Texte intégral de l’homélie du pape Benoît XVI
prononcée au cours de la messe à Altötting
Chers confrères
dans le ministère épiscopal et sacerdotal ! Chers frères et sœurs !
Dans la première lecture, dans le Psaume responsorial et dans le
passage de l'Evangile de ce jour nous rencontrons trois fois, de manière
toujours différente, Marie, la Mère du Seigneur, comme une personne qui
prie. Dans le Livre des Actes, nous la rencontrons au milieu de la
communauté des Apôtres, qui se sont réunis au Cénacle et qui invoquent le
Seigneur qui est monté au Père, afin qu'il accomplisse sa promesse : « Mais
vous, c'est dans l'Esprit Saint que vous serez baptisés sous peu de jours »
(Ac 1, 5). Marie guide l'Eglise naissante dans la prière ; elle est presque
l'Eglise priante en personne. Et ainsi, avec la grande communauté des saints
et comme leur coeur, elle se trouve encore aujourd'hui devant Dieu et
intercède pour nous, demandant à son fils d'envoyer à nouveau son Esprit
dans l'Eglise et dans le monde et de renouveler la face de la terre.

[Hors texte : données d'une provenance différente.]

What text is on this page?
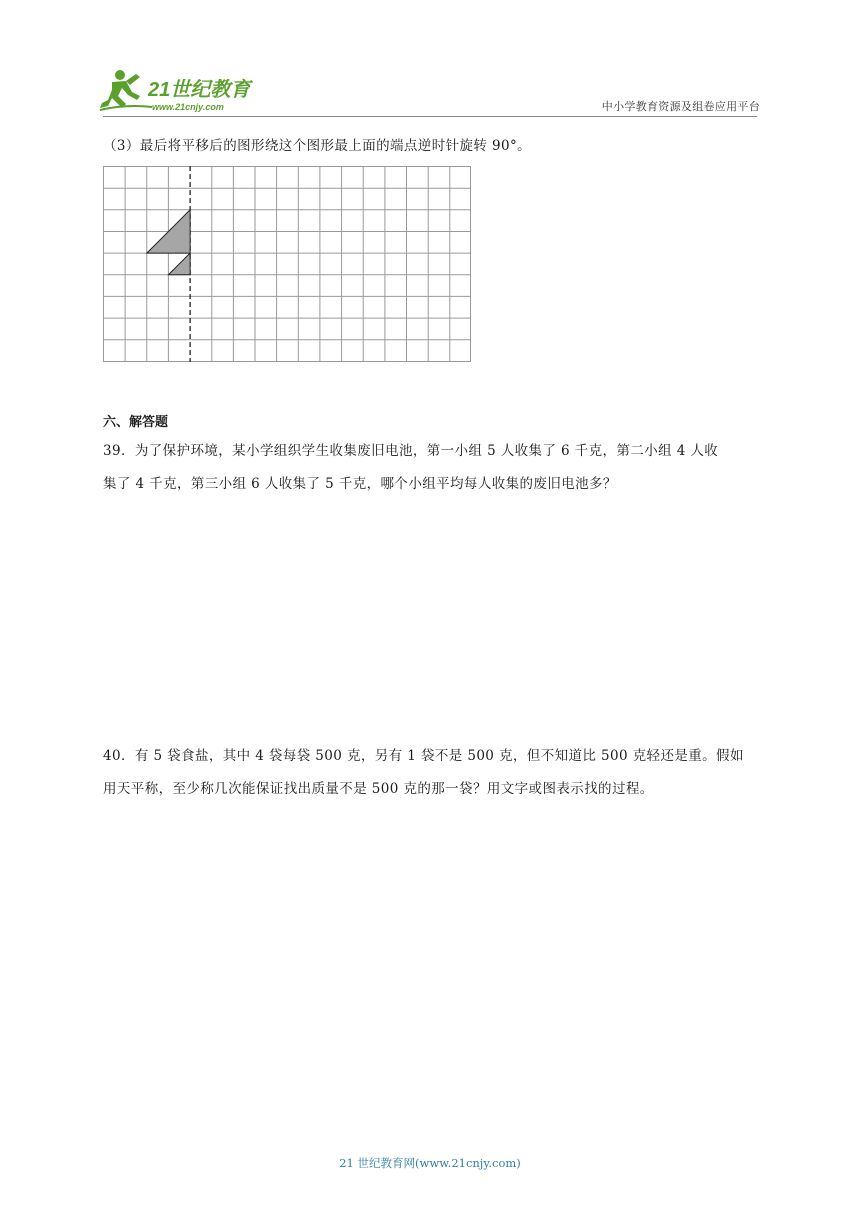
21世纪教育
www.21cnjy.com	中小学教育资源及组卷应用平台
（3）最后将平移后的图形绕这个图形最上面的端点逆时针旋转 90°。
六、解答题
39．为了保护环境，某小学组织学生收集废旧电池，第一小组 5 人收集了 6 千克，第二小组 4 人收
集了 4 千克，第三小组 6 人收集了 5 千克，哪个小组平均每人收集的废旧电池多？
40．有 5 袋食盐，其中 4 袋每袋 500 克，另有 1 袋不是 500 克，但不知道比 500 克轻还是重。假如
用天平称，至少称几次能保证找出质量不是 500 克的那一袋？用文字或图表示找的过程。
21 世纪教育网(www.21cnjy.com)
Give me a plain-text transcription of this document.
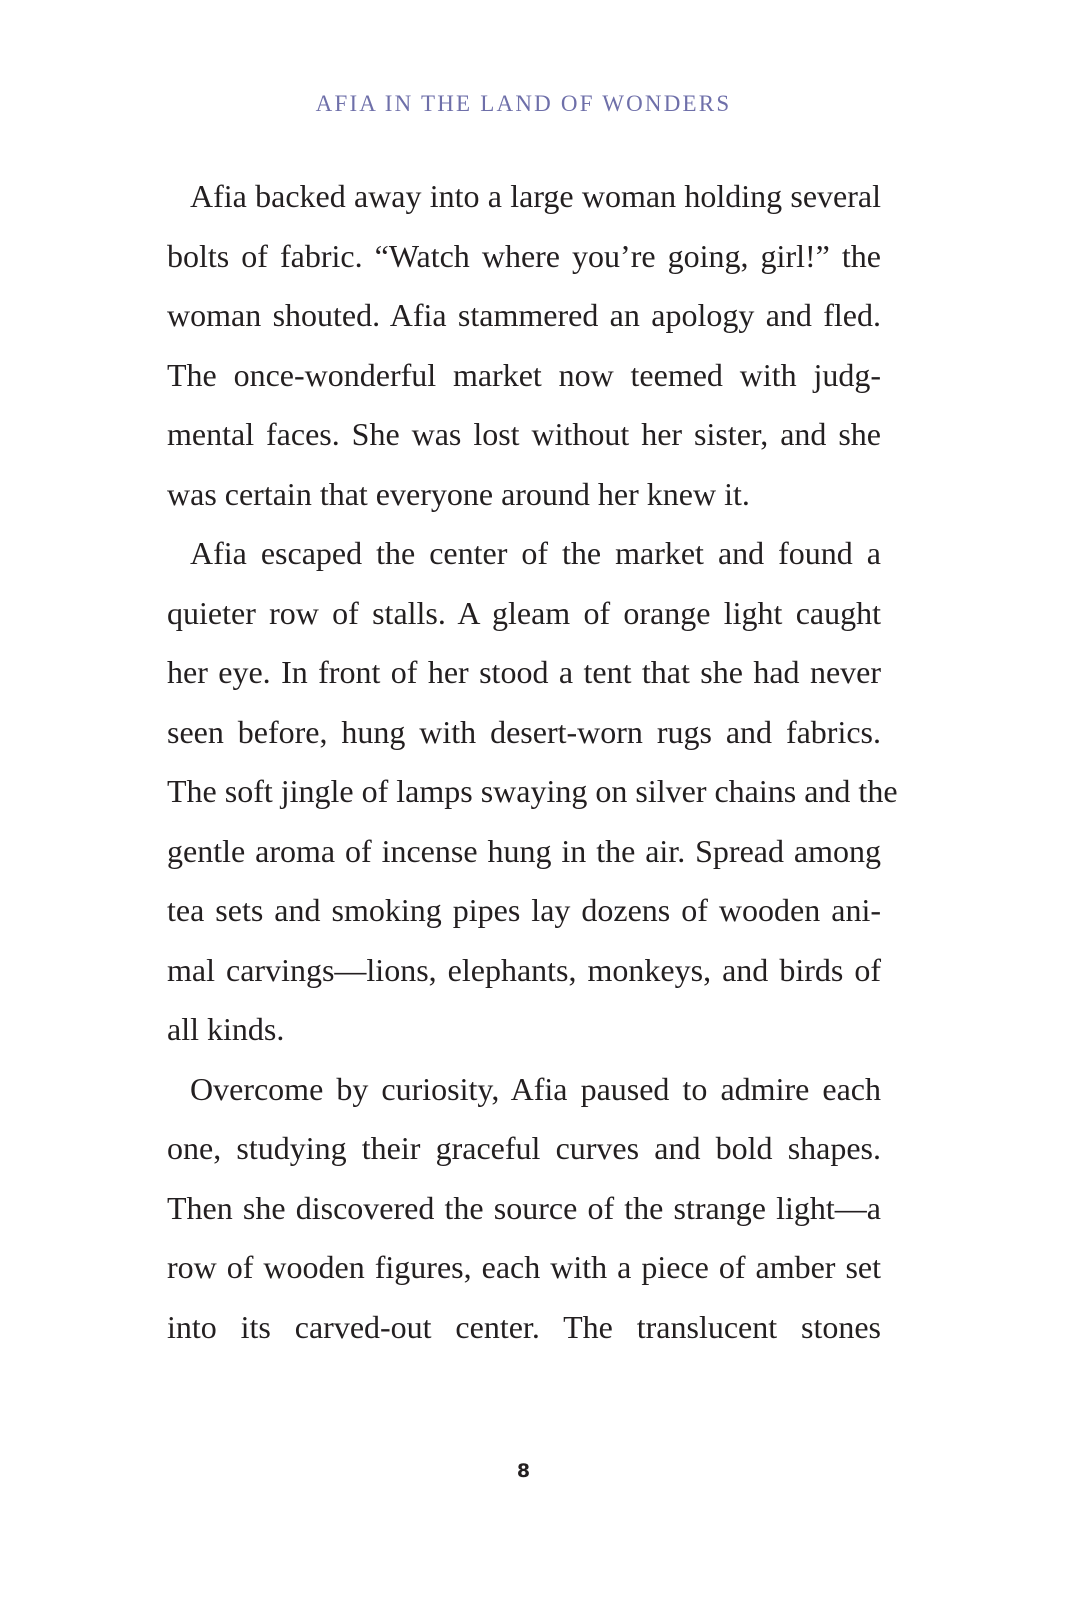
AFIA IN THE LAND OF WONDERS
Afia backed away into a large woman holding several
bolts of fabric. “Watch where you’re going, girl!” the
woman shouted. Afia stammered an apology and fled.
The once-wonderful market now teemed with judg-
mental faces. She was lost without her sister, and she
was certain that everyone around her knew it.
Afia escaped the center of the market and found a
quieter row of stalls. A gleam of orange light caught
her eye. In front of her stood a tent that she had never
seen before, hung with desert-worn rugs and fabrics.
The soft jingle of lamps swaying on silver chains and the
gentle aroma of incense hung in the air. Spread among
tea sets and smoking pipes lay dozens of wooden ani-
mal carvings—lions, elephants, monkeys, and birds of
all kinds.
Overcome by curiosity, Afia paused to admire each
one, studying their graceful curves and bold shapes.
Then she discovered the source of the strange light—a
row of wooden figures, each with a piece of amber set
into its carved-out center. The translucent stones
8
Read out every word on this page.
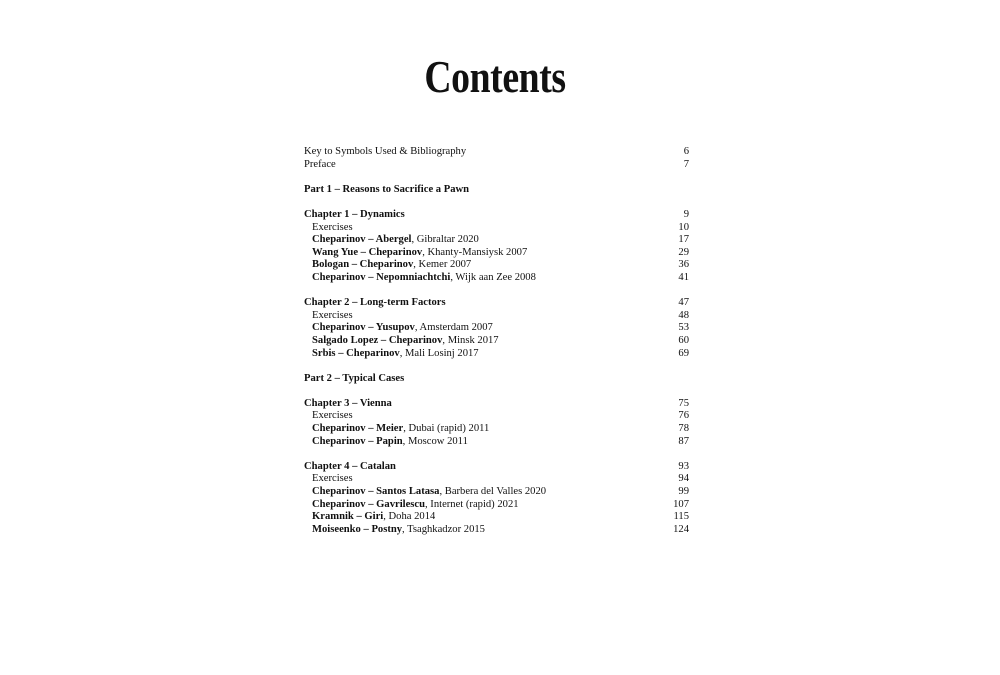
Contents
Key to Symbols Used & Bibliography	6
Preface	7
Part 1 – Reasons to Sacrifice a Pawn
Chapter 1 – Dynamics	9
Exercises	10
Cheparinov – Abergel, Gibraltar 2020	17
Wang Yue – Cheparinov, Khanty-Mansiysk 2007	29
Bologan – Cheparinov, Kemer 2007	36
Cheparinov – Nepomniachtchi, Wijk aan Zee 2008	41
Chapter 2 – Long-term Factors	47
Exercises	48
Cheparinov – Yusupov, Amsterdam 2007	53
Salgado Lopez – Cheparinov, Minsk 2017	60
Srbis – Cheparinov, Mali Losinj 2017	69
Part 2 – Typical Cases
Chapter 3 – Vienna	75
Exercises	76
Cheparinov – Meier, Dubai (rapid) 2011	78
Cheparinov – Papin, Moscow 2011	87
Chapter 4 – Catalan	93
Exercises	94
Cheparinov – Santos Latasa, Barbera del Valles 2020	99
Cheparinov – Gavrilescu, Internet (rapid) 2021	107
Kramnik – Giri, Doha 2014	115
Moiseenko – Postny, Tsaghkadzor 2015	124
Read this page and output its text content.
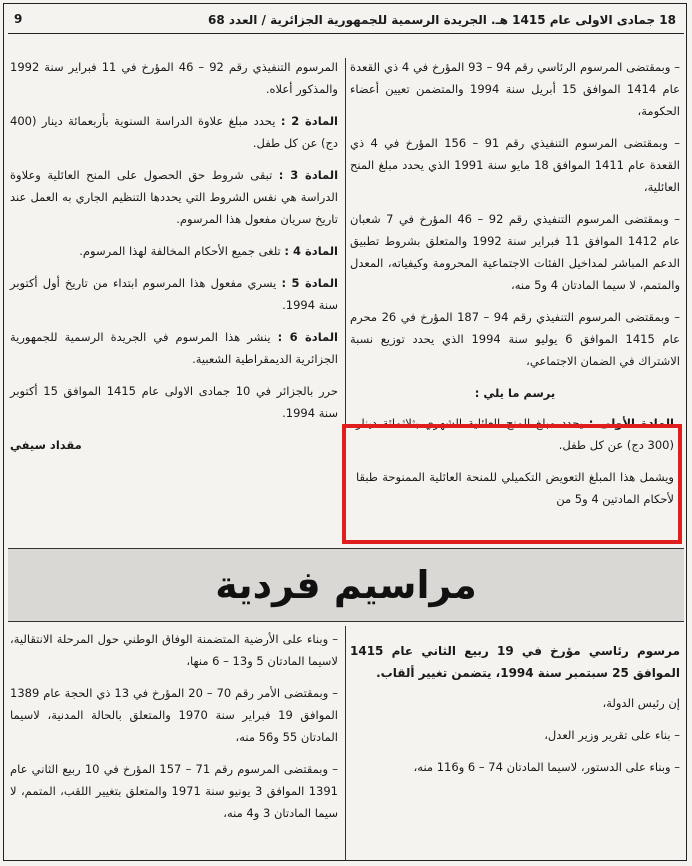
18 جمادى الاولى عام 1415 هـ. الجريدة الرسمية للجمهورية الجزائرية / العدد 68
9

– وبمقتضى المرسوم الرئاسي رقم 94 – 93 المؤرخ في 4 ذي القعدة عام 1414 الموافق 15 أبريل سنة 1994 والمتضمن تعيين أعضاء الحكومة،

– وبمقتضى المرسوم التنفيذي رقم 91 – 156 المؤرخ في 4 ذي القعدة عام 1411 الموافق 18 مايو سنة 1991 الذي يحدد مبلغ المنح العائلية،

– وبمقتضى المرسوم التنفيذي رقم 92 – 46 المؤرخ في 7 شعبان عام 1412 الموافق 11 فبراير سنة 1992 والمتعلق بشروط تطبيق الدعم المباشر لمداخيل الفئات الاجتماعية المحرومة وكيفياته، المعدل والمتمم، لا سيما المادتان 4 و5 منه،

– وبمقتضى المرسوم التنفيذي رقم 94 – 187 المؤرخ في 26 محرم عام 1415 الموافق 6 يوليو سنة 1994 الذي يحدد توزيع نسبة الاشتراك في الضمان الاجتماعي،

يرسم ما يلي :

المادة الأولى : يحدد مبلغ المنح العائلية الشهري بثلاثمائة دينار (300 دج) عن كل طفل.

ويشمل هذا المبلغ التعويض التكميلي للمنحة العائلية الممنوحة طبقا لأحكام المادتين 4 و5 من

المرسوم التنفيذي رقم 92 – 46 المؤرخ في 11 فبراير سنة 1992 والمذكور أعلاه.

المادة 2 : يحدد مبلغ علاوة الدراسة السنوية بأربعمائة دينار (400 دج) عن كل طفل.

المادة 3 : تبقى شروط حق الحصول على المنح العائلية وعلاوة الدراسة هي نفس الشروط التي يحددها التنظيم الجاري به العمل عند تاريخ سريان مفعول هذا المرسوم.

المادة 4 : تلغى جميع الأحكام المخالفة لهذا المرسوم.

المادة 5 : يسري مفعول هذا المرسوم ابتداء من تاريخ أول أكتوبر سنة 1994.

المادة 6 : ينشر هذا المرسوم في الجريدة الرسمية للجمهورية الجزائرية الديمقراطية الشعبية.

حرر بالجزائر في 10 جمادى الاولى عام 1415 الموافق 15 أكتوبر سنة 1994.

مقداد سيفي

مراسيم فردية

مرسوم رئاسي مؤرخ في 19 ربيع الثاني عام 1415 الموافق 25 سبتمبر سنة 1994، يتضمن تغيير ألقاب.

إن رئيس الدولة،

– بناء على تقرير وزير العدل،

– وبناء على الدستور، لاسيما المادتان 74 – 6 و116 منه،

– وبناء على الأرضية المتضمنة الوفاق الوطني حول المرحلة الانتقالية، لاسيما المادتان 5 و13 – 6 منها،

– وبمقتضى الأمر رقم 70 – 20 المؤرخ في 13 ذي الحجة عام 1389 الموافق 19 فبراير سنة 1970 والمتعلق بالحالة المدنية، لاسيما المادتان 55 و56 منه،

– وبمقتضى المرسوم رقم 71 – 157 المؤرخ في 10 ربيع الثاني عام 1391 الموافق 3 يونيو سنة 1971 والمتعلق بتغيير اللقب، المتمم، لا سيما المادتان 3 و4 منه،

Nous avons répondu à cette lecture en chantant avec Marie la grande
louange qu'elle avait entonnée, quand Elisabeth l'appela bienheureuse en
raison de sa foi. C'est une prière d'action de grâce, de joie en Dieu, de
bénédiction pour ses grandes œuvres. La teneur de ce chant apparaît
immédiatement dans la première parole : « Mon âme magnifie — c'est-à-dire
rend grand — le Seigneur ». Rendre Dieu grand signifie lui faire de la place
dans le monde, dans sa propre vie, le laisser entrer dans notre temps et
dans notre action : telle est l'essence la plus profonde de la véritable
prière. Là où Dieu devient grand, l'homme ne devient pas petit : là, l'homme
aussi devient grand et le monde lumineux.
Enfin, dans le passage
de l’Evangile Marie adresse à son Fils une demande en faveur de ses amis qui
se trouvent en difficulté. A première vue, cela peut sembler une
conversation tout à fait humaine entre une Mère et son Fils ; et, en effet,
c'est également un dialogue rempli d’une profonde humanité. Toutefois, Marie
ne s'adresse pas simplement à Jésus comme à un homme, en comptant sur son
initiative et sa disponibilité à porter secours. Elle confie une nécessité
humaine à son pouvoir — à un pouvoir qui va au-delà de l'habileté et de la
capacité humaine. Et ainsi, dans le dialogue avec Jésus, nous la voyons
réellement comme une Mère qui demande, qui intercède. Cela vaut la peine
d'approfondir un peu plus la compréhension de ce passage de l’Evangile :
pour mieux comprendre Jésus et Marie, mais précisément aussi pour apprendre
de Marie à prier de manière juste. Marie n'adresse pas une véritable demande
à Jésus. Elle dit simplement : « Ils n'ont pas de vin » (Jn 2, 3). En Terre
Sainte, les noces étaient fêtées pendant une semaine entière ; tout le
village y participait, et l'on consommait donc de grandes quantités de vin.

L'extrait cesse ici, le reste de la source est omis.